|Dear authors, I have read and carefully aevaluated your manuscript "Assessing the importance of feature selection in Landslide Susceptibility for Belluno province (Veneto Region, NE Italy)". I found that the idea of the work is original and the outcomes are interesting, thus I recommend publication after a round of minor revisions. Please consider my comments hereafter.|
- English is understandable but a further revision from the most experienced coauthors would be useful to improve it.
- The idea behind this work is interesting and original. The analysis performed is incomplete. The comparison between different models and different parameters’ configurations is performed only in terms of performance metrics and visual inspections. In my opinion this is not enough to characterize the differences between the maps, a more thorough comparison is needed. I strongly recommend following the approach of Xiao et al. 2020, which is quite simple and could be done in a few minutes, adding a nice part in the discussion: the authors could make a comparison between the “full” and “reduced” version of each model by making the arithmetical difference of the susceptibility values calculated by the 14-factors-version of the model and the 9-factors-version of the same model. The same comparison could be repeated for the three models. The calculated difference would be useful to check if the differences are randomly distributed or if they consist in systematic errors driven by the spatial distribution of some variable (maybe one of the discarded ones? That would be even more interesting). That would add a nice value to the discussion and interpretation of the differences encountered.
- It is not clear how you actually implement the models. Do you use Matlab, R, or other software?

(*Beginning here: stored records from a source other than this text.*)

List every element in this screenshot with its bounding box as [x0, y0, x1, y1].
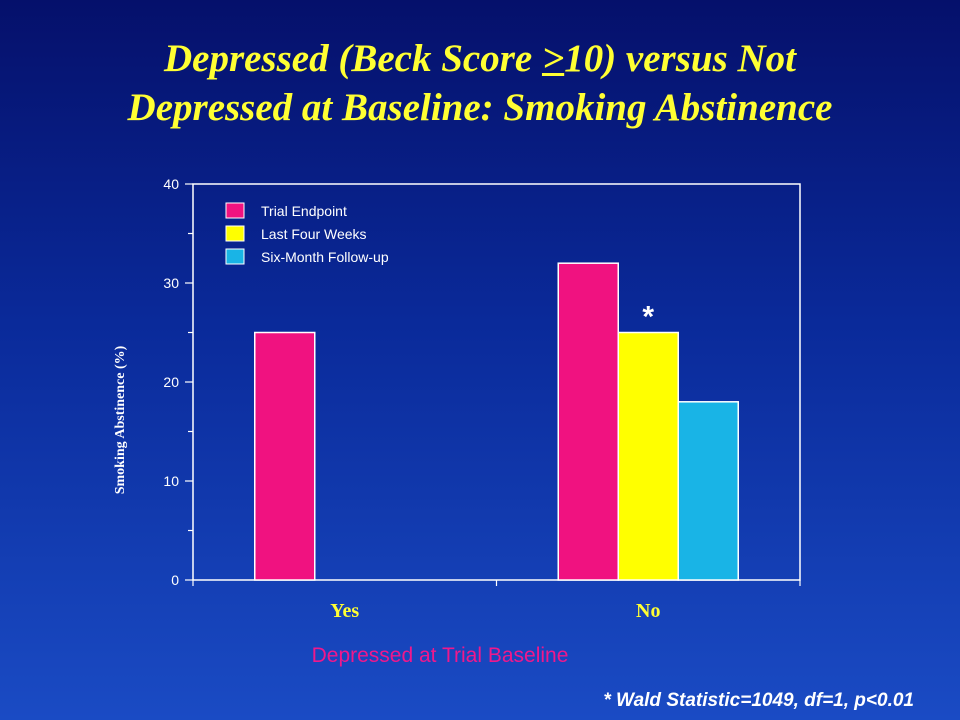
title-part-1: Depressed (Beck Score [163, 37, 542, 80]
y-tick-label: 40 [163, 176, 179, 192]
title-geq-symbol: > [541, 37, 565, 80]
bar [677, 401, 739, 581]
y-tick-label: 0 [171, 572, 179, 588]
legend-label: Last Four Weeks [261, 226, 367, 242]
y-tick-label: 30 [163, 275, 179, 291]
slide-title: Depressed (Beck Score >10) versus Not De… [0, 34, 960, 132]
legend-swatch [225, 225, 245, 242]
legend-swatch [225, 248, 245, 265]
title-line-2: Depressed at Baseline: Smoking Abstinenc… [127, 86, 833, 129]
x-axis-label: Depressed at Trial Baseline [312, 644, 569, 667]
y-tick-label: 20 [163, 374, 179, 390]
bar [557, 262, 619, 581]
legend-label: Trial Endpoint [261, 203, 347, 219]
legend-swatch [225, 202, 245, 219]
legend-label: Six-Month Follow-up [261, 249, 389, 265]
x-category-label: Yes [330, 600, 359, 622]
title-part-2: 10) versus Not [564, 37, 797, 80]
y-axis-label: Smoking Abstinence (%) [113, 345, 128, 494]
bar [254, 331, 316, 581]
significance-star: * [642, 301, 654, 334]
footnote: * Wald Statistic=1049, df=1, p<0.01 [603, 690, 914, 711]
y-tick-label: 10 [163, 473, 179, 489]
x-category-label: No [636, 600, 660, 622]
title-line-1: Depressed (Beck Score >10) versus Not [0, 34, 960, 83]
bar [617, 331, 679, 581]
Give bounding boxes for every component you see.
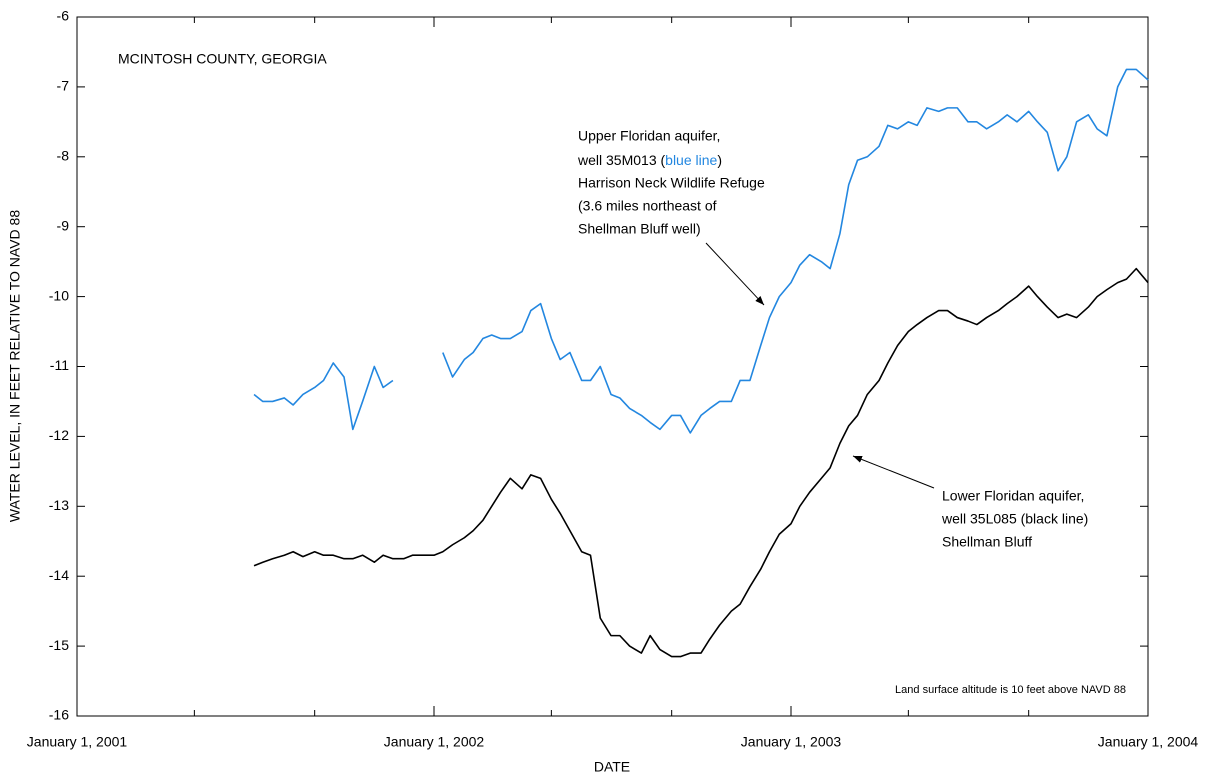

L21= which threshold? This is not clear
L22-24= I suggest being more precise and accurate. I would name clearly which are the variables discarded and the most important ones.
L26-30= I suggest deleting. The first sentence is a repetition. The second one is not fundamental.
L34= A reference is needed here about impacts of landslides, e.g. Froude et al., 2018
L47-48= what do you mean with “the significance of landslide studies”? I suggest rephrasing.
L51= reference needed (e.g. Reichenbach et al., 2018)
L62= data driven is a broader “family” of approaches, it does not apply to FR alone.
Section 2.1= I would move the figure of the study area here.
L165 (and elsewhere)= please use a more specific term instead of “precipitation”: which variable are you using? Mean annual precipitation? Mean monthly rainfall?
Table 1: I have some concerns about some factors. Elevation: I think at this latitude it is important because it largely influences climate, including the amount, intensity and distribution of rainfall. Slope: I would use the range 0°-86°. Aspect: motivation is quite confused. TWI: please change “measures” with “estimates”. TRI: please, rephrase the last part of the description (fluctuation, moves): it seems that the topographic surface moves. 7 and 8: please add the values of the ranges. 10: which feature of the rainfall regime are you considering? Mean monthly rainfall? 11: I don’t know the study cited here and I couldn’t find it in the reference list; I suggest to cite a paper specifically focused on the importance of lithology in LSM (e.g. Segoni et al., 2020). 11 and 13: I would include all the classes in the third column and not “etc.”.
L306 and 310: here I understand that you use natural breaks (l306) […] which is better than natural breaks (l310). Please, revise.
Fig 6 and 10: it would be nice to mark somehow the discarded factors. E.g. by coloring them in a different way or by adding a horizontal red line at 0.3 to show the cut-off value.
L408: after this discussion, it would be interesting to show the comparison I suggested in my general comment. You can show the three maps FREBF14 - FREBF9, WGB14-XG9 and RF14-RF9. And briefly describe the spatial patterns of the differences shown: if you remove 5 factors, are the differences random or do they follow a systematic pattern?
L460: instead of making reference to two figures that are not here, you could provide another figure, or a table, listing the factors ranked by importance. It would be meaningful to observe if the ranks are similar and if the discarded variables are similar.
Froude, M. J., & Petley, D. N. (2018). Global fatal landslide occurrence from 2004 to 2016. Natural Hazards and Earth System Sciences, 18(8), 2161-2181.
Reichenbach, P., Rossi, M., Malamud, B. D., Mihir, M., & Guzzetti, F. (2018). A review of statistically-based landslide susceptibility models. Earth-science reviews, 180, 60-91.
Segoni, S., Pappafico, G., Luti, T., & Catani, F. (2020). Landslide susceptibility assessment in complex geological settings: Sensitivity to geological information and insights on its parameterization. Landslides, 17(10), 2443-2453.
Xiao, T., Segoni, S., Chen, L., Yin, K., & Casagli, N. (2020). A step beyond landslide susceptibility maps: a simple method to investigate and explain the different outcomes obtained by different approaches. Landslides, 17(3), 627-640.